Le juge ajoute que «la Cour ne peut que constater (…) que le législateur provincial n’a pas délégué aux municipalités le pouvoir d’encadrer la perception d’une telle redevance sans entente préalable».

En juillet, Percé a fait appel de cette décision. Aucune date n’a encore été fixée pour l’audience.

Les citoyens présents se demandent pourquoi tenir de telles consultations alors que la Cour d’appel n’a pas entendu l’affaire.

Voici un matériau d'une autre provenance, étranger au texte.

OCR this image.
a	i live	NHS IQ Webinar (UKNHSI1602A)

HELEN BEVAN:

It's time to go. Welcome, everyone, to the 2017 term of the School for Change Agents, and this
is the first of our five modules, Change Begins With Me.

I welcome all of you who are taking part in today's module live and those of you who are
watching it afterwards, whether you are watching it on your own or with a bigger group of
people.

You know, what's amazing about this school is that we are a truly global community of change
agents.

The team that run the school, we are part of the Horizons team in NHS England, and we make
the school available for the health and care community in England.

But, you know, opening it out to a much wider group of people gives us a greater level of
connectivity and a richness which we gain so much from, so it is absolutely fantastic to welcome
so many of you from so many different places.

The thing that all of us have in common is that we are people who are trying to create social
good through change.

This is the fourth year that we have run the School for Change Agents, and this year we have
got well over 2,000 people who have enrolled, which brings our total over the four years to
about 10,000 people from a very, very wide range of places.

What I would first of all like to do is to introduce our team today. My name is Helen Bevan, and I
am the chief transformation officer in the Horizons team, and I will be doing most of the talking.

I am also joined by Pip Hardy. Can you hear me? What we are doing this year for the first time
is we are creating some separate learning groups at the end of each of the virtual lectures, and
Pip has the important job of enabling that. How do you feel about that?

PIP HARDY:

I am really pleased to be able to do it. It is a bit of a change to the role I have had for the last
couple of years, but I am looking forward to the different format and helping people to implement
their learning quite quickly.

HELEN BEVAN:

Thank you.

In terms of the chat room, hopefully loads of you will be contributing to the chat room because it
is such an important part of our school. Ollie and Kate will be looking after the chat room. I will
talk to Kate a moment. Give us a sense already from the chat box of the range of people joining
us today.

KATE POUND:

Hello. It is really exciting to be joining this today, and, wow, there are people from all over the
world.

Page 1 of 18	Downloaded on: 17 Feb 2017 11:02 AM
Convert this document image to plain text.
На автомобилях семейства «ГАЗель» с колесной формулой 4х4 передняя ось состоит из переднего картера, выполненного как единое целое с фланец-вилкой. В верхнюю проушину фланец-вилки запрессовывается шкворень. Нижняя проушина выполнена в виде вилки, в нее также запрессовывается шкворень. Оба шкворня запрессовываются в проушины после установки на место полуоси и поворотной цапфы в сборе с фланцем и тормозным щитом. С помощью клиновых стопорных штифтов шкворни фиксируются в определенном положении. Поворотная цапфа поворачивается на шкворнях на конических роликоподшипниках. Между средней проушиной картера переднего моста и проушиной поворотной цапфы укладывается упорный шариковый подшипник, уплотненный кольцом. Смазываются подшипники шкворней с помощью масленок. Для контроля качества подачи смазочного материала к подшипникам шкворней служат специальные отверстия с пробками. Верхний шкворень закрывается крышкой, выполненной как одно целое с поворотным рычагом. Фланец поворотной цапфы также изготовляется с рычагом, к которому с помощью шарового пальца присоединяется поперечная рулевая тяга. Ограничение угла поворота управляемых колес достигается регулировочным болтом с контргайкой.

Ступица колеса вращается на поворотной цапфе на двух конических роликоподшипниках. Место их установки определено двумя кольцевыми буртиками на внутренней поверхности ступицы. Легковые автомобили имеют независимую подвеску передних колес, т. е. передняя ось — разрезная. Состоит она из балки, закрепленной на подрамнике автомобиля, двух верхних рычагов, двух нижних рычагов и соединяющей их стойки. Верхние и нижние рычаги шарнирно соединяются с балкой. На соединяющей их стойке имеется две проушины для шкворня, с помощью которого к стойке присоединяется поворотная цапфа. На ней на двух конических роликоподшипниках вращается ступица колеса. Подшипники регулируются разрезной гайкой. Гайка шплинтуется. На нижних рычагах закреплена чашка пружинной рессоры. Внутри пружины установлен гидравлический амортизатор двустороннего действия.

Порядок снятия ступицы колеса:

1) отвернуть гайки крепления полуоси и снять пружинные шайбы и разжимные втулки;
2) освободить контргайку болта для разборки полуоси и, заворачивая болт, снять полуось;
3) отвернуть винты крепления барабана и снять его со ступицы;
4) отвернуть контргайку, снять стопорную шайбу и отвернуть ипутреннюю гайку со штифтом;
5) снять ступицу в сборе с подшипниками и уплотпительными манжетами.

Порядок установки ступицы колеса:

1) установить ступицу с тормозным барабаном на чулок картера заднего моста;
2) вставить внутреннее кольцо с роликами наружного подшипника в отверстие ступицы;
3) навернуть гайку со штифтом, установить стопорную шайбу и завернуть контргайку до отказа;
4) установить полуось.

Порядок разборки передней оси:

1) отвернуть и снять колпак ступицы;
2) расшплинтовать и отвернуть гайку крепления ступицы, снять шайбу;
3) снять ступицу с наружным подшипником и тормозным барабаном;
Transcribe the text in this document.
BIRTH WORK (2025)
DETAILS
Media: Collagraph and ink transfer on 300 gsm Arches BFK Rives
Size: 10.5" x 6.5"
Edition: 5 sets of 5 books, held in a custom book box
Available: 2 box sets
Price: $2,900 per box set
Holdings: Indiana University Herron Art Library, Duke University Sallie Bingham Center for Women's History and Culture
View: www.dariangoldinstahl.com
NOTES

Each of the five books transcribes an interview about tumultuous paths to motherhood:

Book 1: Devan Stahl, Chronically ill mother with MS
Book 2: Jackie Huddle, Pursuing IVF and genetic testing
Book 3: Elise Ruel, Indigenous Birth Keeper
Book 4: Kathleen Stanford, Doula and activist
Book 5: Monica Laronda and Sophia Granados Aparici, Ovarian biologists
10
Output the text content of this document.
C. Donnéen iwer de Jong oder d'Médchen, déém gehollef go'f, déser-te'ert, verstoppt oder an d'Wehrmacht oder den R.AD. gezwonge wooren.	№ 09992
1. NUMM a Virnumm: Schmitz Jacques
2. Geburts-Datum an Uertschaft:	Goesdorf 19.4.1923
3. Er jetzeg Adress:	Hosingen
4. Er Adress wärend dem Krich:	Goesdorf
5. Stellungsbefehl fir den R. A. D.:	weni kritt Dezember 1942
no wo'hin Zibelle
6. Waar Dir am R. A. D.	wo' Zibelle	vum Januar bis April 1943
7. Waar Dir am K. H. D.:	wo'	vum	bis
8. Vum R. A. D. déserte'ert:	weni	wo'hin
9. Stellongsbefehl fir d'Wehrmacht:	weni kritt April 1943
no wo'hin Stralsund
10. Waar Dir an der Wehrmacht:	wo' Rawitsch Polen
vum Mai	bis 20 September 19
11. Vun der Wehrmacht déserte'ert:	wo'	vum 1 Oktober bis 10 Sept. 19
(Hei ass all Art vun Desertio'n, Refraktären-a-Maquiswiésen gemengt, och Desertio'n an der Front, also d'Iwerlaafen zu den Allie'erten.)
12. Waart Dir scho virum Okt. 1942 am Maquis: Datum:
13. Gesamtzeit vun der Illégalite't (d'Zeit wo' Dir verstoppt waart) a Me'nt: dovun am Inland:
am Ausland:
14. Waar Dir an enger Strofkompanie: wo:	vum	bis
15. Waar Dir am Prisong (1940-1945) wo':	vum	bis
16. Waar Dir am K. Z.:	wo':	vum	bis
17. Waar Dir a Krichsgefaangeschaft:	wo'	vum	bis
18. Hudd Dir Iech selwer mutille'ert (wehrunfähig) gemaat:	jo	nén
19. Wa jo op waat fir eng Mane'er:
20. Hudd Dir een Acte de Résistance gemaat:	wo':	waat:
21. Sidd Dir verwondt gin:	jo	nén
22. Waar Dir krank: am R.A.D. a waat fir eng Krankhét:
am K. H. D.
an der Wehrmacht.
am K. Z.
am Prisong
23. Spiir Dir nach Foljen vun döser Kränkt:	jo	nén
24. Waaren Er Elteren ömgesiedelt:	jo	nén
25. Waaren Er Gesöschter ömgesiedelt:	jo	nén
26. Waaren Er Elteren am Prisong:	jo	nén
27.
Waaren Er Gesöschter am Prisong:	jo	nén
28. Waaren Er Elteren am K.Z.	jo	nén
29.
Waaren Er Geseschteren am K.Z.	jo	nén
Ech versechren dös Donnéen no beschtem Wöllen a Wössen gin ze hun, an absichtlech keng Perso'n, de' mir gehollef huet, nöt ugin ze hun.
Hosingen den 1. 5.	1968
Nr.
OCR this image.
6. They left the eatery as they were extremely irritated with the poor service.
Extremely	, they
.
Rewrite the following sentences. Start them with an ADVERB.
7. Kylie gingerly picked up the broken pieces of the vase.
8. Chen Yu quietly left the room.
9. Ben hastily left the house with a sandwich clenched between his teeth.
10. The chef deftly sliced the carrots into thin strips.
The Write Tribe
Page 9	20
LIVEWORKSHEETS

« Comment se fait-il que vous demandiez aux citoyens d’aller aux réunions alors que ce n’est pas fini », demande Jean-Hugues Arbour.

« Peut-on attendre en attendant le verdict ? », ajoute le citoyen.

« Nous voulons entendre les citoyens, les propriétaires d’entreprises et tout le monde, comme nous nous sommes engagés à le faire. Nous y parviendrons», répond le maire.

La formule retenue prévoit cinq séances de 15 personnes dans les semaines à venir et l’élu n’exclut pas d’en ajouter davantage si nécessaire.

Les consultations seront annoncées rapidement.

« Tout le monde est le bienvenu. Nous voulons entendre l’avis d’autres personnes qui ne sont pas là pour donner leur avis », précise l’élu.

Les 6 000 $ pour la consultation proviendront du surplus accumulé non alloué.

« Vous avez dit à tous les citoyens que cela ne coûterait pas un sou aux citoyens de rouvrir le tribunal parce que vous demanderez l’aide de l’UMQ pour la partie juridique. Mais le contrat que vous donnez à Lelièvre Conseil, vous avez répondu que ce sera l’argent des contribuables. Finalement, vous mentez tout le temps depuis le début», accuse Véronique Lambert, rappelant qu’une invitation à discuter avait été envoyée à la Ville il y a un an et demi par des opposants pour discuter de la redevance.